When I was severely Vit D deficient with a level of 15nmol, I self treated with oil based D3 softgels and got my level up to 202nmol in 2.5 months. Obviously this was too high so I adjusted dose and now maintain it as close to 150nmol as possible.
800iu is possibly just about a maintenance dose for someone with a good level already.

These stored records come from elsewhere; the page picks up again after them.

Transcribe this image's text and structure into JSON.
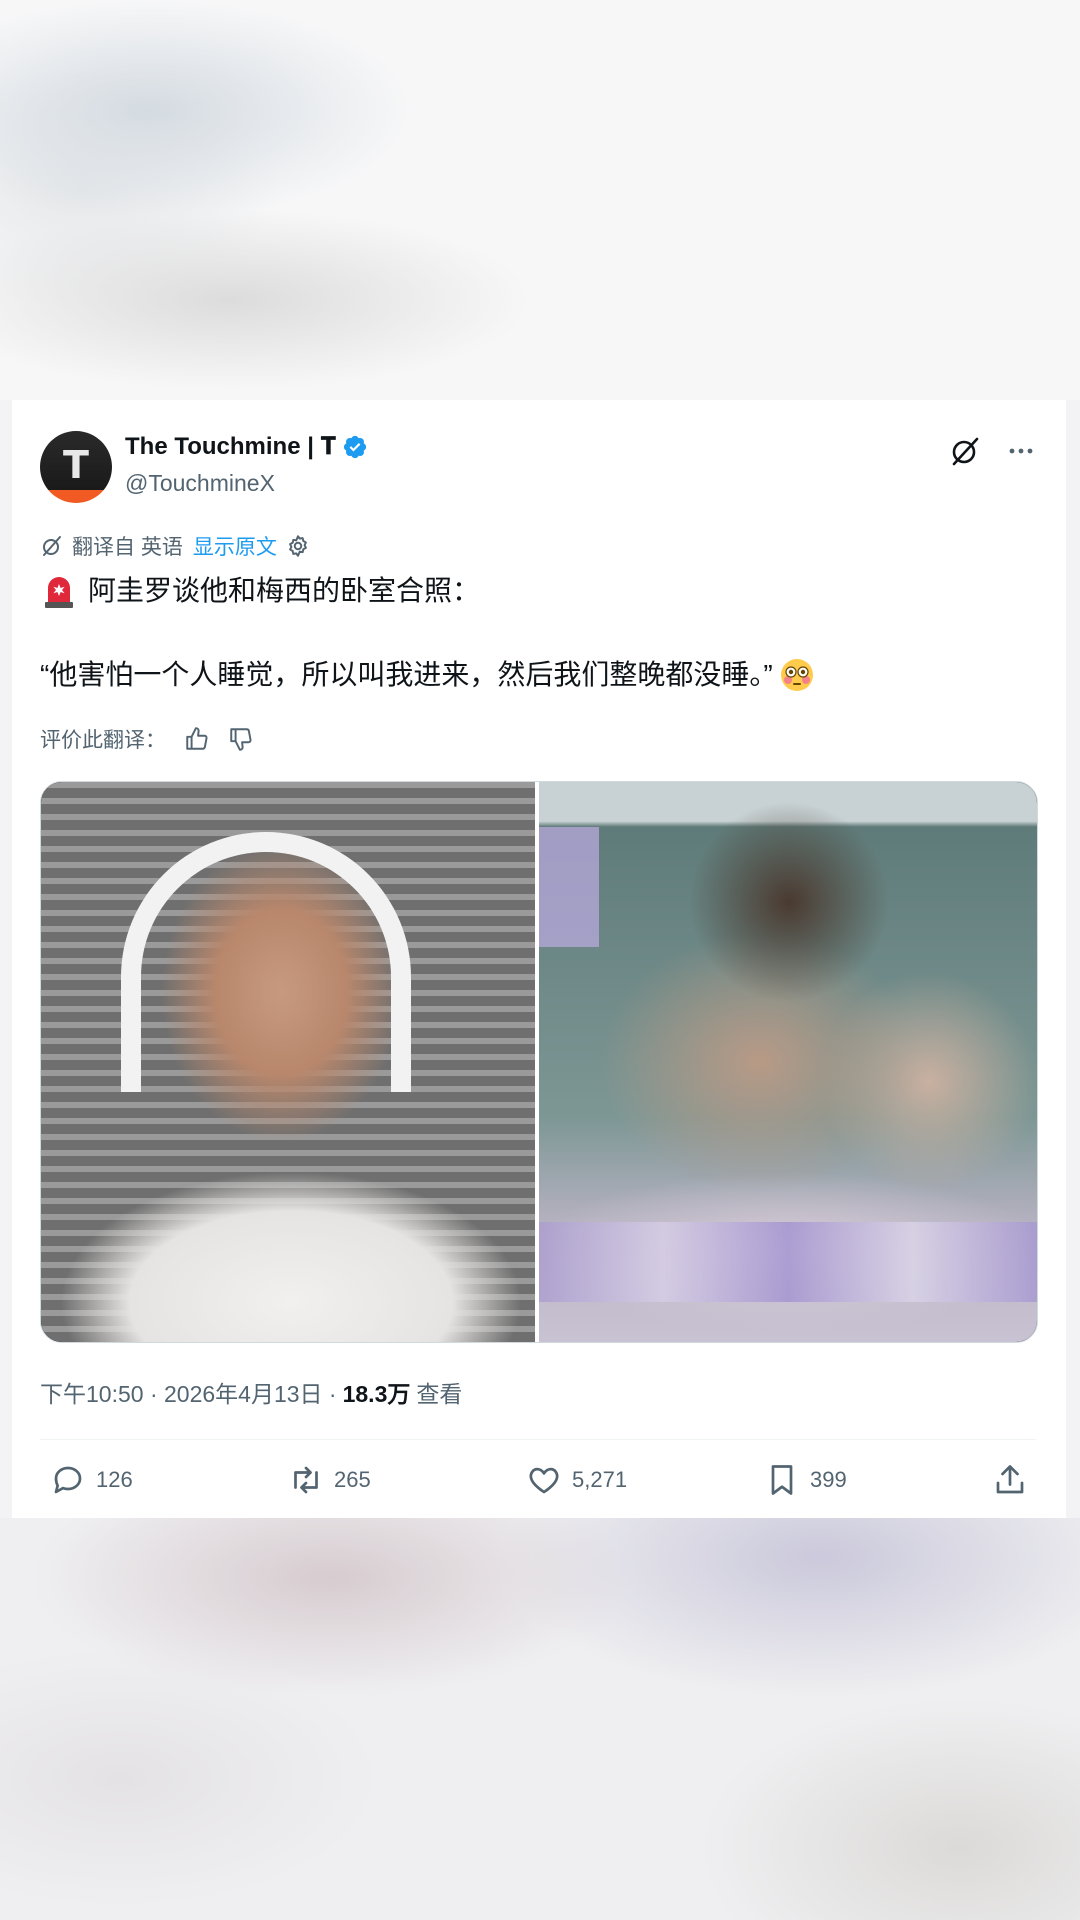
{
  "post": {
    "display_name": "The Touchmine | 𝐓",
    "handle": "@TouchmineX",
    "avatar_letter": "T",
    "translation": {
      "label": "翻译自 英语",
      "show_original": "显示原文"
    },
    "text_line1": "阿圭罗谈他和梅西的卧室合照：",
    "text_line2": "“他害怕一个人睡觉，所以叫我进来，然后我们整晚都没睡。”",
    "rate_label": "评价此翻译：",
    "timestamp": "下午10:50 · 2026年4月13日 ·",
    "views_count": "18.3万",
    "views_label": "查看",
    "stats": {
      "replies": "126",
      "reposts": "265",
      "likes": "5,271",
      "bookmarks": "399"
    }
  },
  "colors": {
    "accent": "#1d9bf0",
    "muted_text": "#536471",
    "text": "#0f1419",
    "avatar_orange": "#f15a22"
  }
}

It's not really a dose to raise one's level.
With your current level of 52nmol the Vit D Council (unfortunately no longer having a live website) would have suggested a dose of 4,000-5,000iu to reach their recommended level of 125nmol then retesting after 3 months. They would also recommended taking D3's important cofactors - magnesium (helps the body convert D3 into it's usable form) and Vit K2-mk7 (directs the extra uptake of calcium to bones and teeth and away from arteries and soft tissue.
The Vit D Society and Grassroots Health both advise a level of 100-150nmol.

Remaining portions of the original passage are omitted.